I was listening to an interesting lecture on Natural Language Processing (NLP) recently. The talk mentioned the cosine similarity of two sentences. I hadn’t used cosine similarity in a long time so I thought I’d refresh my memory.
In general, the cosine similarity of two vectors is a number between -1.0 and +1.0 where a value of 1.0 means the two vectors are exactly the same. A value of -1.0 means the two vectors are exactly opposite of each other.
For example, if vector v0 = (3, 5) and vector v1 = (4, 2) and vector v2 = (-3, -5), then:
CosSim(v0, v2) = -1.0 CosSim(v0, v0) = +1.0 CosSim(v0, v1) = 0.84
Suppose v0 = (x, y) and v1 = (s, t). The cosine similarity is:
((x*s) + (y*t)) / ( sqrt(x^2 + y^2) * sqrt(s^2 + t^2) )
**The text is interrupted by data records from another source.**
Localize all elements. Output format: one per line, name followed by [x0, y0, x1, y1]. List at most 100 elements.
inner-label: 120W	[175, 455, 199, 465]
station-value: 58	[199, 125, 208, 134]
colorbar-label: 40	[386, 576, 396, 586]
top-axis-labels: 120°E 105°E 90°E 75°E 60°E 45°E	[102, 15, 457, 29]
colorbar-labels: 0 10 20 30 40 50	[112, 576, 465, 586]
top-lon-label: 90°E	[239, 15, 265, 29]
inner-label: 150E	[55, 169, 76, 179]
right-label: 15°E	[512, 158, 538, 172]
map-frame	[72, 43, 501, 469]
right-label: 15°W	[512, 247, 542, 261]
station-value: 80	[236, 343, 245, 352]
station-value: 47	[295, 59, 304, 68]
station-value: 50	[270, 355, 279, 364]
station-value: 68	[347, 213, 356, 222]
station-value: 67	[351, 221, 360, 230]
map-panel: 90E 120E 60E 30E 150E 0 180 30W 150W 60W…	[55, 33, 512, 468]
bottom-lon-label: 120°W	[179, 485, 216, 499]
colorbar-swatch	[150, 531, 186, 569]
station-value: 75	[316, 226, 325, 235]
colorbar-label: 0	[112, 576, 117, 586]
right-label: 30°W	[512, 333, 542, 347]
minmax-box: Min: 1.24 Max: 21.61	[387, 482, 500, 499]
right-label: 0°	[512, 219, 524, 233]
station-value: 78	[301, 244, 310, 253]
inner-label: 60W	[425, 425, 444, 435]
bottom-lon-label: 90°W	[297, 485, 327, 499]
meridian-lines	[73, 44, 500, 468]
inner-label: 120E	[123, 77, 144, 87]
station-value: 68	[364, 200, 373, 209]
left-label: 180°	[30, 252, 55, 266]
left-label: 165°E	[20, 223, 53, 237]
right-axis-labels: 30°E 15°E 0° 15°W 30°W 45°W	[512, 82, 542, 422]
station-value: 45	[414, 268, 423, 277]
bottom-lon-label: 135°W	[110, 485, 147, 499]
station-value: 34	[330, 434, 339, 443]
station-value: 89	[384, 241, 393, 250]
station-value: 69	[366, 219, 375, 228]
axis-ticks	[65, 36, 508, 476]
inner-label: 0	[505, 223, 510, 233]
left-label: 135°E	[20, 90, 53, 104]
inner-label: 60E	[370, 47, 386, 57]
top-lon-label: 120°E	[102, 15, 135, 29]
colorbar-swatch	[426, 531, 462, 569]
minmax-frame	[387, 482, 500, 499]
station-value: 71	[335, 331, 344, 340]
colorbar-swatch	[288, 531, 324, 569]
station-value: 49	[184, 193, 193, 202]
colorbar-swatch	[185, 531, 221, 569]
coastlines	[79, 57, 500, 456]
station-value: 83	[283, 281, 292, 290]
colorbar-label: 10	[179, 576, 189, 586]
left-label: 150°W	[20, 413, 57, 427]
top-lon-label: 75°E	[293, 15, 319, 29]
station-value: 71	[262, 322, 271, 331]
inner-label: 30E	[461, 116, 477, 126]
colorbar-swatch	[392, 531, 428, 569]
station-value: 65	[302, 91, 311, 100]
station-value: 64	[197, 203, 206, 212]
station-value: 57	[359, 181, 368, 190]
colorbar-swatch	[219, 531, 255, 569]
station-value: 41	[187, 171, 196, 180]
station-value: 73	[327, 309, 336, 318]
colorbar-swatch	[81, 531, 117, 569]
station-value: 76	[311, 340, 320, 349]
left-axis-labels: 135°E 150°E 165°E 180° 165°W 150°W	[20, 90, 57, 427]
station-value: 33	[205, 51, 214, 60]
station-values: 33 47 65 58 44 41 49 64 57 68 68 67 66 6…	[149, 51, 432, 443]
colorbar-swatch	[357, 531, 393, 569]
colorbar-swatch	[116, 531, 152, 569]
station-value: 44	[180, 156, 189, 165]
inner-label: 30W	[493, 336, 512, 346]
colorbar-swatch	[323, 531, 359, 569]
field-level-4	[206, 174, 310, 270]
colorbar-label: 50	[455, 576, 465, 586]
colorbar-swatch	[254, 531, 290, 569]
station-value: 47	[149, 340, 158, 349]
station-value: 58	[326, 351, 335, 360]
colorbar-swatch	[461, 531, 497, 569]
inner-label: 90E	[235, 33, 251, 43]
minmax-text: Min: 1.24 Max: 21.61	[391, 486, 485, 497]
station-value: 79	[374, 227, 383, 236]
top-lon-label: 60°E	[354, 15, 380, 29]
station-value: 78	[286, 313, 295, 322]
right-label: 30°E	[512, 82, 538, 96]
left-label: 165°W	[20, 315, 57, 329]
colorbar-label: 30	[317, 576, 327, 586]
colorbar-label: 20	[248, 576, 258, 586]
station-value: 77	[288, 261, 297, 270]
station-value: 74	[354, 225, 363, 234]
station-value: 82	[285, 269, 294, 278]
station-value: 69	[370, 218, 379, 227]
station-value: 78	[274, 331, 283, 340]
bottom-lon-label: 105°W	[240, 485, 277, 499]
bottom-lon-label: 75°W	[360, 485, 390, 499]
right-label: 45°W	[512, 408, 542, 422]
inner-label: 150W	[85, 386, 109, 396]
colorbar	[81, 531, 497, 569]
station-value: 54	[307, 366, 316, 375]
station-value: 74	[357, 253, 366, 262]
Here I’ve used vectors with two values each for simplicity but the cosine similarity can be applied to two vectors with any number of values.
The cosine similarity can be applied to two sentences where the vector values represent word counts. For example suppose:
s0 = "This is sentence example sentence one" s1 = "This example sentence has six words"
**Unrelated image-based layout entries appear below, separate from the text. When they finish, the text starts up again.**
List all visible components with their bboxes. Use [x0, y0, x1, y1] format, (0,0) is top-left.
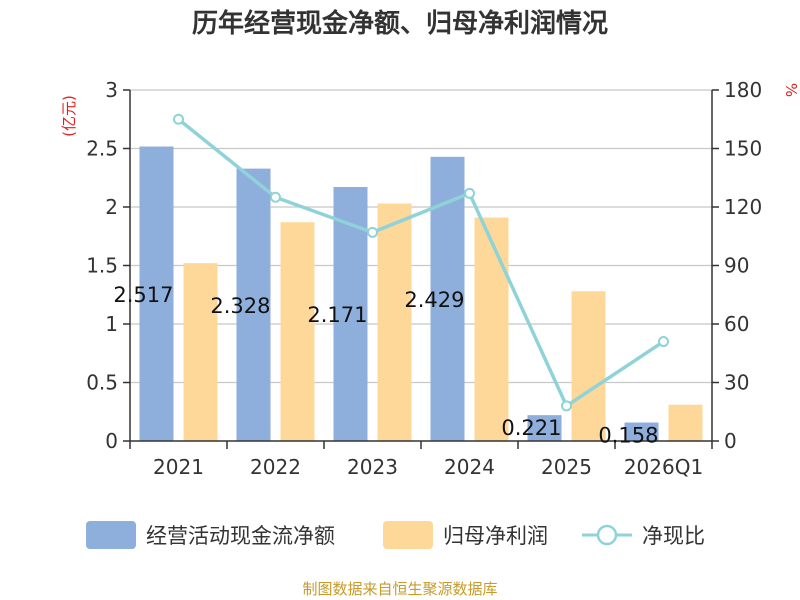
chart-title: 历年经营现金净额、归母净利润情况: [192, 8, 608, 39]
left-tick-label: 0: [105, 429, 118, 453]
data-label-cashflow: 0.158: [598, 424, 658, 448]
ratio-point: [464, 187, 475, 199]
right-tick-label: 180: [724, 78, 762, 102]
right-tick-label: 0: [724, 429, 737, 453]
data-label-cashflow: 2.328: [210, 294, 270, 318]
right-axis-unit: %: [782, 83, 800, 97]
bars: [139, 146, 703, 442]
ratio-point: [173, 113, 184, 125]
x-tick-label: 2025: [541, 455, 592, 479]
x-tick-label: 2024: [444, 455, 495, 479]
right-tick-label: 150: [724, 137, 762, 161]
legend: 经营活动现金流净额 归母净利润 净现比: [86, 521, 705, 549]
bar-profit: [280, 222, 315, 441]
legend-swatch-cashflow: [86, 521, 136, 549]
legend-marker-ratio: [596, 524, 618, 546]
ratio-point: [367, 226, 378, 238]
left-tick-label: 2.5: [86, 137, 118, 161]
bar-cashflow: [624, 422, 659, 441]
left-tick-label: 2: [105, 195, 118, 219]
ratio-point: [270, 191, 281, 203]
x-tick-label: 2026Q1: [624, 455, 703, 479]
legend-label-profit: 归母净利润: [443, 524, 548, 548]
left-tick-label: 3: [105, 78, 118, 102]
legend-swatch-profit: [383, 521, 433, 549]
bar-cashflow: [139, 146, 174, 442]
right-tick-label: 30: [724, 371, 749, 395]
legend-label-ratio: 净现比: [642, 524, 705, 548]
bar-profit: [183, 263, 218, 441]
legend-label-cashflow: 经营活动现金流净额: [146, 524, 335, 548]
left-axis-unit: (亿元): [60, 95, 78, 137]
left-tick-label: 1.5: [86, 254, 118, 278]
ratio-point: [561, 400, 572, 412]
source-note: 制图数据来自恒生聚源数据库: [302, 580, 497, 598]
data-label-cashflow: 2.429: [404, 288, 464, 312]
data-label-cashflow: 0.221: [501, 416, 561, 440]
x-tick-label: 2021: [153, 455, 204, 479]
x-tick-label: 2023: [347, 455, 398, 479]
right-tick-label: 120: [724, 195, 762, 219]
ratio-line-path: [177, 117, 665, 408]
gridlines: [130, 89, 712, 384]
bar-cashflow: [527, 415, 562, 441]
ratio-point: [658, 336, 669, 348]
right-tick-label: 90: [724, 254, 749, 278]
data-labels: 2.517 2.328 2.171 2.429 0.221 0.158: [113, 283, 658, 448]
bar-cashflow: [236, 168, 271, 441]
left-tick-label: 0.5: [86, 371, 118, 395]
ratio-line: [173, 113, 669, 412]
bar-cashflow: [430, 156, 465, 441]
left-tick-label: 1: [105, 312, 118, 336]
x-tick-label: 2022: [250, 455, 301, 479]
right-tick-label: 60: [724, 312, 749, 336]
bar-profit: [571, 291, 606, 441]
bar-profit: [377, 203, 412, 441]
data-label-cashflow: 2.171: [307, 303, 367, 327]
data-label-cashflow: 2.517: [113, 283, 173, 307]
bar-profit: [668, 404, 703, 441]
bar-profit: [474, 217, 509, 441]
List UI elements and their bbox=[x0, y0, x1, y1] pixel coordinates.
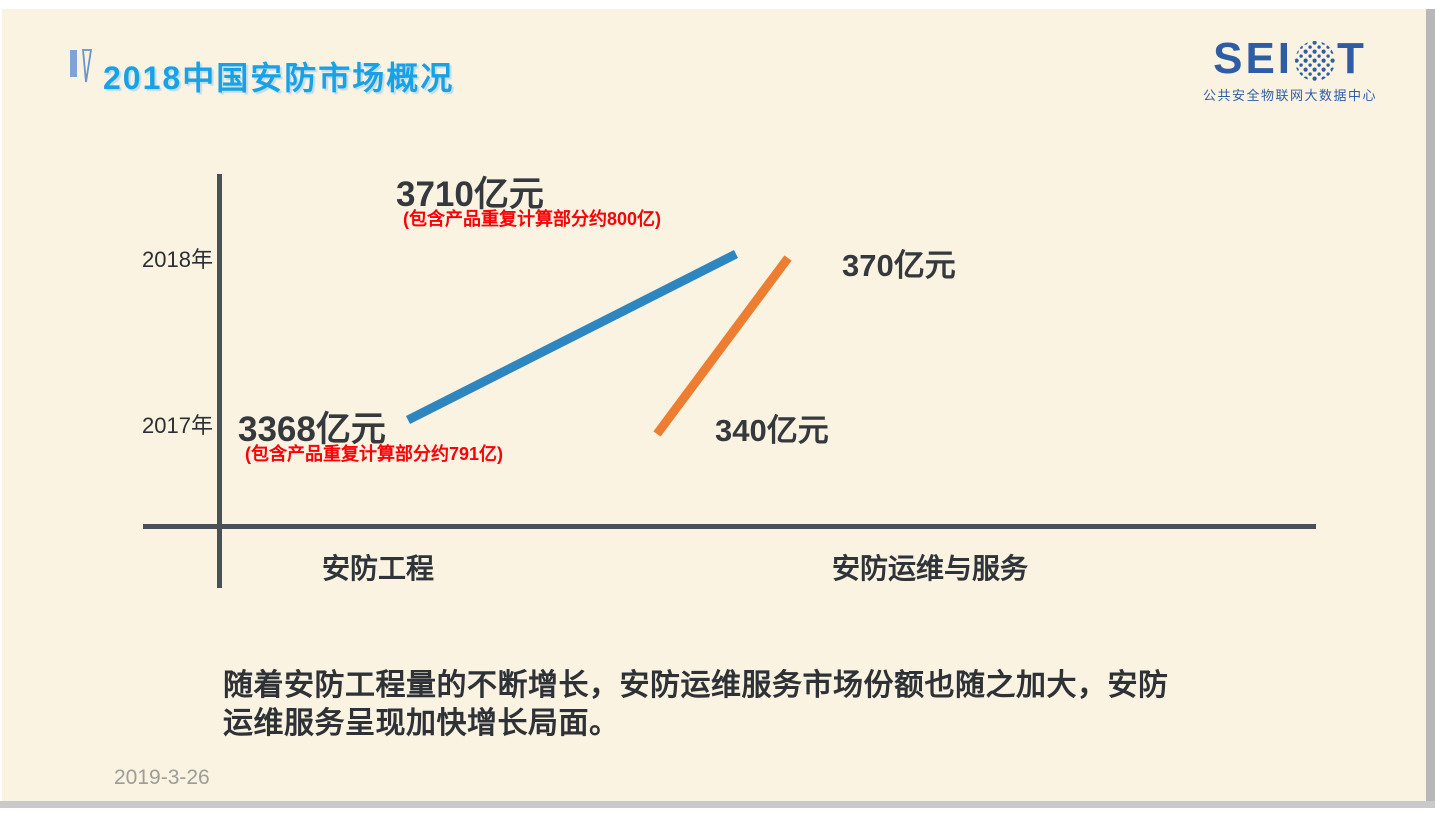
logo-tagline: 公共安全物联网大数据中心 bbox=[1202, 88, 1377, 103]
title-marker-icon bbox=[70, 49, 93, 83]
value-label-service-2017: 340亿元 bbox=[715, 413, 829, 448]
window-edge-right bbox=[1426, 9, 1435, 808]
value-label-service-2018: 370亿元 bbox=[842, 248, 956, 283]
series-line-security-engineering bbox=[405, 249, 739, 425]
note-engineering-2017: (包含产品重复计算部分约791亿) bbox=[245, 444, 504, 464]
summary-text: 随着安防工程量的不断增长，安防运维服务市场份额也随之加大，安防 运维服务呈现加快… bbox=[223, 667, 1233, 743]
summary-line-2: 运维服务呈现加快增长局面。 bbox=[223, 707, 620, 740]
x-label-security-engineering: 安防工程 bbox=[322, 553, 435, 584]
slide-background: 2018中国安防市场概况 SEI T 公共安全物联网大数据中心 2018年 bbox=[2, 9, 1426, 801]
value-label-engineering-2017: 3368亿元 bbox=[238, 410, 386, 449]
page-title: 2018中国安防市场概况 bbox=[103, 60, 455, 96]
x-label-operation-service: 安防运维与服务 bbox=[832, 553, 1029, 584]
y-tick-2017: 2017年 bbox=[142, 413, 213, 438]
logo-text-right: T bbox=[1337, 34, 1367, 83]
x-axis-line bbox=[143, 524, 1316, 529]
window-edge-bottom bbox=[0, 801, 1435, 808]
logo: SEI T 公共安全物联网大数据中心 bbox=[1190, 35, 1390, 104]
slide-date: 2019-3-26 bbox=[114, 766, 210, 789]
logo-wordmark: SEI T bbox=[1190, 35, 1390, 83]
chart-canvas bbox=[143, 174, 1316, 588]
y-axis-line bbox=[217, 174, 222, 588]
series-line-operation-service bbox=[653, 255, 792, 437]
globe-icon bbox=[1295, 41, 1336, 81]
logo-text-left: SEI bbox=[1213, 34, 1294, 83]
y-tick-2018: 2018年 bbox=[142, 247, 213, 272]
value-label-engineering-2018: 3710亿元 bbox=[396, 175, 544, 214]
summary-line-1: 随着安防工程量的不断增长，安防运维服务市场份额也随之加大，安防 bbox=[223, 669, 1169, 702]
note-engineering-2018: (包含产品重复计算部分约800亿) bbox=[403, 209, 662, 229]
The distinct words in both sentences are (this, is, sentence, example, one, has, six, words). The two vectors are the counts of each distinct word per sentence:
v0 = (1, 1, 2, 1, 1, 0, 0, 0) v1 = (1, 0, 1, 1, 0, 1, 1, 1)
Kind of weird. When used this way, because all the numeric values are counts, there aren’t any negative values so the cosine similarity will be between 0.0 and +1.0.